The females writhed with the melody line of the music, but it was the thump of the bass that aroused them. At least, that’s what they presumed made their blood hum and their skin tingle with suppressed excitement.
Music and the presence of a predator in their clean, modern world. There was nothing neat or slick about what he felt this night.
The drive to run and rut demanded release.
A few of the braver females glanced his way, and he didn’t mind the attention. He knew what they saw: a regular guy who looked like he either worked construction or had turned gym rat to maintain his athletic physique. But it was his inner wolf that felt their interest skate over his broad shoulders—his wildness awakening some remnant of human animal nature buried beneath spandex and lip gloss.
No matter how often he encountered it, the ignorance of humans never failed to stun him.
The only thing they associated with predator were mug shots of dreary, gut-bellied men with bad teeth and long rap sheets or sleek, high-tech drones cutting the air over exotic, foreign lands.
If they even thought about elemental risk in the first place.
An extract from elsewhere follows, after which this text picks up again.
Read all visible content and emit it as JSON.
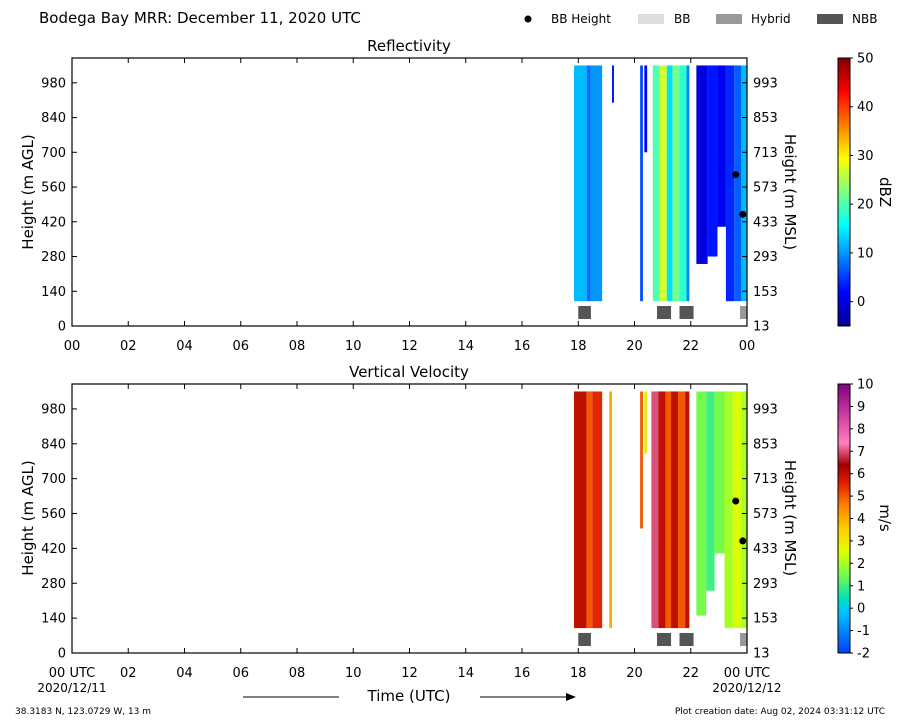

Owen would bet a year of his miserable life that no one on the dance floor had a clue about reality. Not here in this funky vacation town on the Pacific Coast. Not now when the breezes of summer beckoned. Not when they’d escaped the cubicles and 24-inch monitors of Portland and Seattle and Sacramento. Reality was something else entirely than what they supposed in the boring stretches of their forget-about-it lives.
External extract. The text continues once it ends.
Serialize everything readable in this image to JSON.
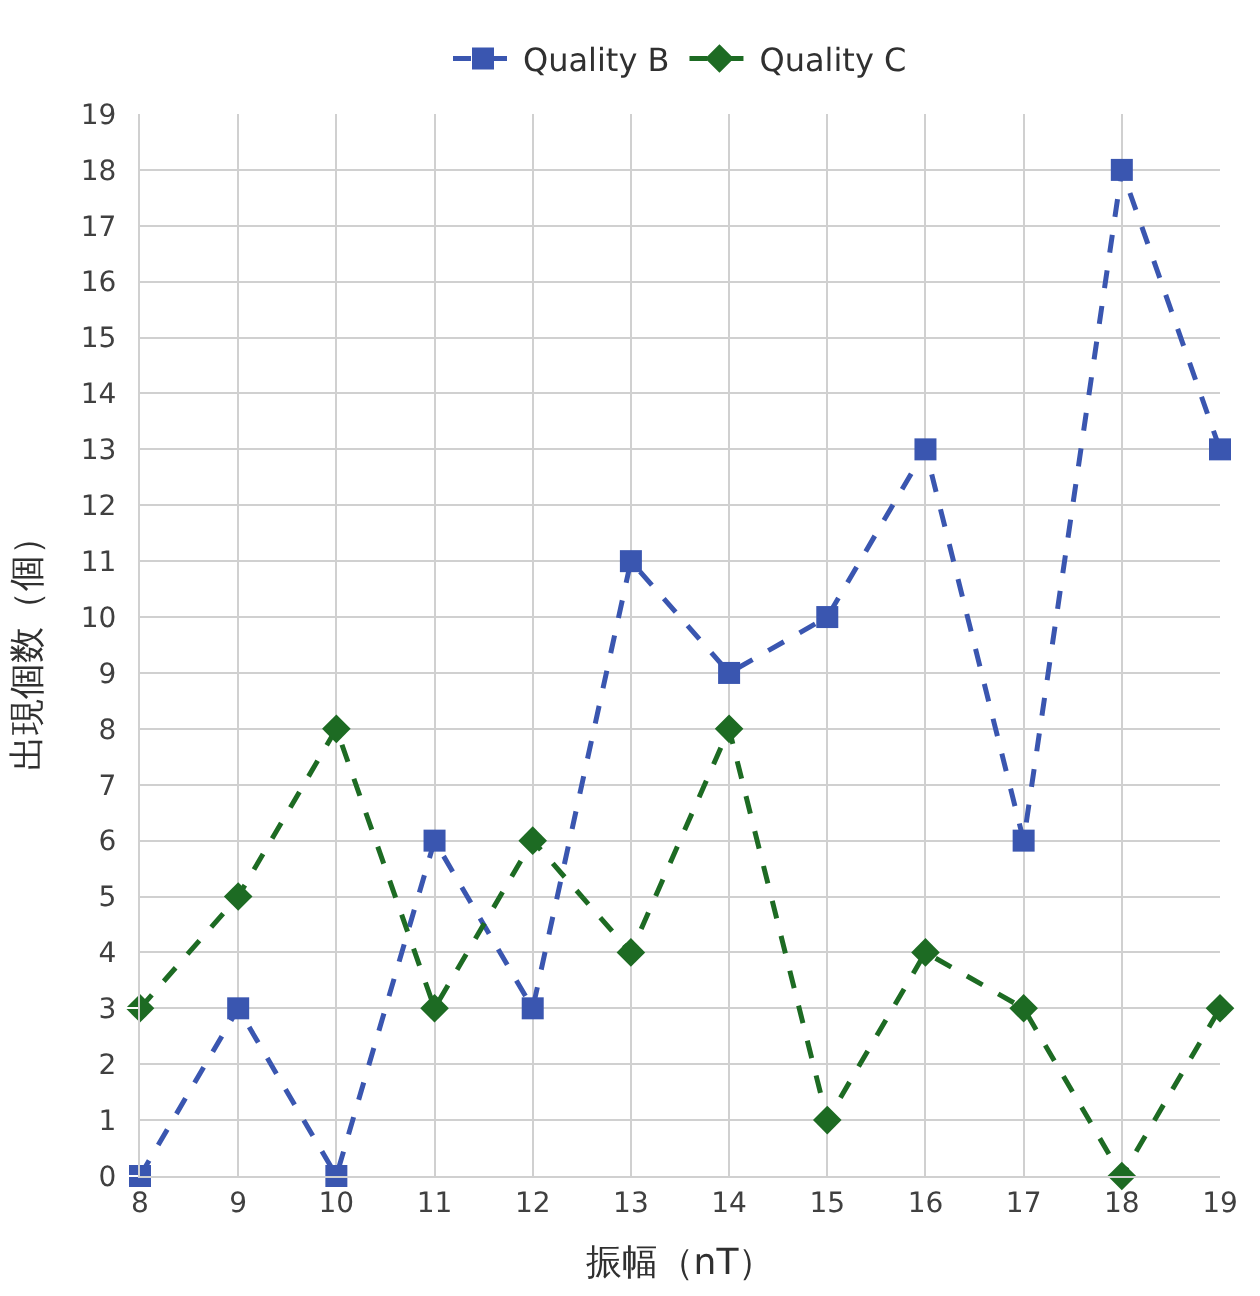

A balding, slump-shouldered man in a red plaid shirt and beer-stained khakis danced alone, edging closer to a clutch of females every few measures. He jerked his head back and forth like a possessed car ornament. Every swivel of his hips made his belly jiggle. Even from this distance, Owen could smell the sweet rot of diabetes on him that overlaid a darker odor of some other disease he couldn’t identify.
Mr. Excitement leaned into a curvy redhead, wrapped his flabby arm around her shoulders and moved his lips. Whatever he’d said earned him a swift shove with the heel of a manicured hand. He stumbled backwards on crepe-soled shoes, whining in protest. The bouncer caught him and muscled him out the side door.